In ihrer Abartigkeit haben diese Gossip-TV-Wellen eines gemeinsam: Sie bedienen bestimmte Rezeptoren im Resthirn ihrer visuellen Gefolgschaft, die sich daran ergötzt, dass es (scheinbar) Menschen gibt, denen es noch dreckiger geht, die noch dämlicher sind und deren Äußeres noch weniger dem Werbeideal entspricht, als das eigene. Schadenfreude, Gehässigkeit, Neid und Missgunst bombardieren die neuronalen Netze der Zuschauer und kochen die Hirnmasse weich, um sie für die Aufnahme der heilversprechenden Werbebotschaften der Konsumkonzerne bereit zu machen. Wenn der vielzitierte "Andreas" in der x-ten Wiederholung mit sich überschlagender Stimme kreischt "Jetzt rede ich" und die strunzdumme "Nadine" mal wieder über die Bedeutung des Wortes "Terrain" sinniert, kommt die naturverbundene, bachplätschernde Bierwerbung wie eine göttliche Erlösung daher. Das erhöht den Absatz. Aber es tut eben auch noch etwas anderes.

Ein unangenehmer Gewöhnungseffekt wird durch die Dauerberieselung mit Hasskappen-TV langsam in den aufgeweichten Hirnwindungen des Durchschnitts-RTL2-Zuschauers etabliert. Dieser liest morgens in einem Vier-Buchstaben-Blatt ein paar Hatered-Teaser, schaut sich dann etwas Trivia-TV an und konsumiert nebenher noch ein paar Verschwörungsnarrative im Fakenewsfeed auf dem Mobiltelefon. Dabei merkt er nicht einmal mehr, wie er sich dadurch Schritt für Schritt von der tatsächlichen Realität entfernt und in etwas abgleitet, das komplett artifiziell und zweckgebunden konstruiert wird.

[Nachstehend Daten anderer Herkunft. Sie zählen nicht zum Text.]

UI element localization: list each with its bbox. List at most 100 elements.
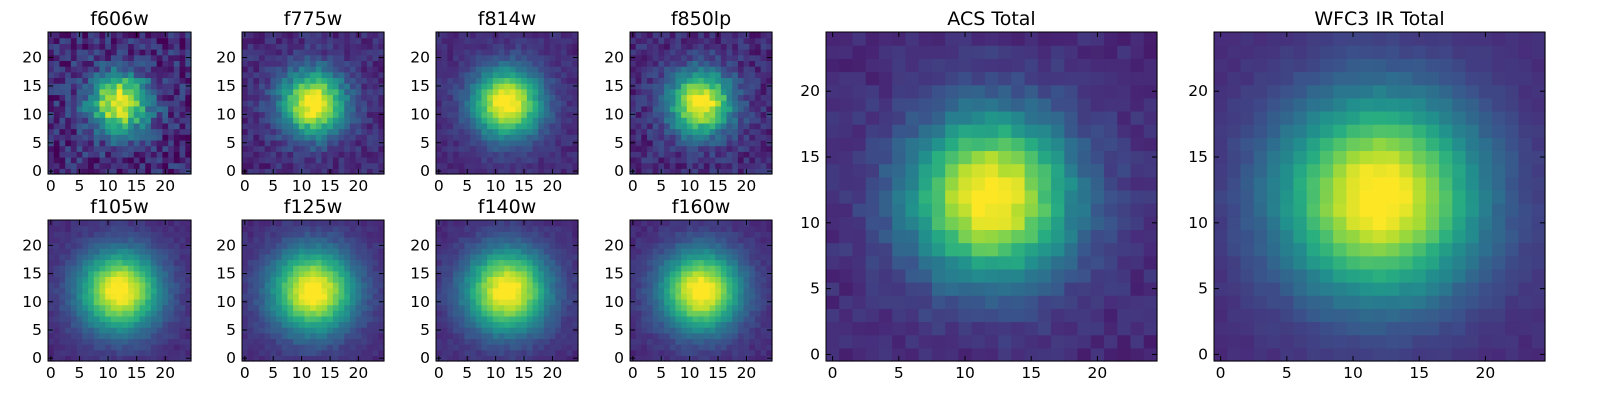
heatmap-cell (110, 37, 118, 44)
heatmap-cell (247, 259, 254, 266)
heatmap-cell (441, 349, 448, 356)
heatmap-cell (298, 293, 306, 300)
heatmap-cell (686, 293, 694, 300)
heatmap-cell (304, 156, 311, 164)
heatmap-cell (515, 321, 522, 328)
heatmap-cell (504, 134, 511, 141)
heatmap-cell (652, 287, 659, 294)
heatmap-cell (669, 270, 677, 277)
heatmap-cell (543, 287, 551, 294)
heatmap-cell (515, 162, 522, 169)
heatmap-cell (720, 355, 728, 362)
heatmap-cell (48, 304, 55, 311)
heatmap-cell (110, 220, 118, 227)
heatmap-cell (635, 298, 642, 306)
y-tick-label: 20 (22, 49, 42, 67)
heatmap-cell (128, 332, 135, 340)
heatmap-cell (48, 94, 55, 101)
heatmap-cell (287, 54, 294, 61)
heatmap-cell (538, 128, 545, 135)
heatmap-cell (179, 298, 186, 306)
heatmap-cell (737, 315, 745, 323)
heatmap-cell (515, 156, 522, 164)
heatmap-cell (441, 248, 448, 255)
heatmap-cell (93, 287, 101, 294)
heatmap-cell (378, 100, 385, 107)
heatmap-cell (715, 321, 722, 328)
heatmap-cell (630, 349, 637, 356)
heatmap-cell (185, 49, 192, 56)
heatmap-cell (675, 83, 682, 90)
heatmap-cell (652, 156, 659, 164)
heatmap-cell (361, 117, 368, 124)
heatmap-cell (122, 355, 129, 362)
heatmap-cell (253, 321, 260, 328)
heatmap-cell (378, 71, 385, 79)
heatmap-cell (99, 248, 106, 255)
heatmap-cell (361, 156, 368, 164)
heatmap-cell (48, 77, 55, 84)
heatmap-cell (349, 344, 357, 351)
heatmap-cell (481, 332, 488, 340)
heatmap-cell (475, 43, 483, 50)
heatmap-cell (732, 332, 739, 340)
heatmap-cell (458, 321, 465, 328)
heatmap-cell (475, 111, 483, 118)
heatmap-cell (48, 122, 55, 130)
heatmap-cell (715, 287, 722, 294)
heatmap-cell (355, 37, 362, 44)
heatmap-cell (487, 265, 494, 272)
heatmap-cell (737, 88, 745, 96)
heatmap-cell (709, 111, 716, 118)
heatmap-cell (441, 332, 448, 340)
heatmap-cell (349, 321, 357, 328)
heatmap-cell (355, 156, 362, 164)
heatmap-cell (110, 134, 118, 141)
heatmap-cell (504, 77, 511, 84)
heatmap-cell (453, 298, 460, 306)
heatmap-cell (349, 117, 357, 124)
heatmap-cell (441, 287, 448, 294)
heatmap-cell (732, 298, 739, 306)
heatmap-cell (647, 355, 654, 362)
heatmap-cell (276, 304, 283, 311)
heatmap-cell (658, 37, 665, 44)
heatmap-cell (766, 32, 773, 39)
heatmap-cell (116, 231, 123, 238)
heatmap-cell (664, 332, 671, 340)
heatmap-cell (105, 100, 112, 107)
heatmap-cell (475, 100, 483, 107)
heatmap-cell (298, 287, 306, 294)
heatmap-cell (692, 304, 699, 311)
heatmap-cell (572, 32, 579, 39)
heatmap-cell (179, 338, 186, 345)
heatmap-cell (470, 248, 477, 255)
heatmap-cell (315, 151, 323, 158)
heatmap-cell (543, 168, 551, 175)
heatmap-cell (664, 338, 671, 345)
heatmap-cell (366, 355, 374, 362)
heatmap-cell (88, 298, 95, 306)
heatmap-cell (760, 139, 767, 147)
heatmap-cell (453, 259, 460, 266)
heatmap-cell (173, 287, 181, 294)
heatmap-cell (441, 315, 448, 323)
heatmap-cell (99, 151, 106, 158)
heatmap-cell (185, 77, 192, 84)
heatmap-cell (658, 270, 665, 277)
heatmap-cell (635, 327, 642, 334)
heatmap-cell (464, 259, 471, 266)
heatmap-cell (515, 270, 522, 277)
heatmap-cell (560, 248, 568, 255)
heatmap-cell (168, 83, 175, 90)
heatmap-cell (48, 49, 55, 56)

Irgendjemand (und ich will hier gar nicht mutmaßen, wer das sein könnte) hat einen Vorteil davon, wenn bestimmte gesellschaftliche Feindbilder etabliert werden. Das ist auch keine neue Erfindung, denn spätestens seit der Verbreitung literarischer Blaupausen wie den Werken von Edward Bernays sind Ressentiments fester Bestandteil der Propagandaarbeit. Im Dritten Reich zum Beispiel war des "der Jud", der Christusmörder, welcher angeblich Kinderblut trank und den Teufel verehrte, dann homosexuelle und pädophile "Sodomisten", die das Seelenheil der Kinderchen bedrohten, später dann waren es "Satanisten", die Kinder missbrauchten und ihren grausamen Götzen opferten oder wahlweise alle drei in Personalunion. Übrigens erfreuen sich alle drei Narrative im modernen Digitalzeitalter wieder größter Beliebtheit, wie man an dem Hype um "QAnon" sehen kann, der von deutschen Schnulzensängern und veganen Porschefans im Netz fleißig verbreitet wird. Das Muster ist immer dasselbe. Semper idem.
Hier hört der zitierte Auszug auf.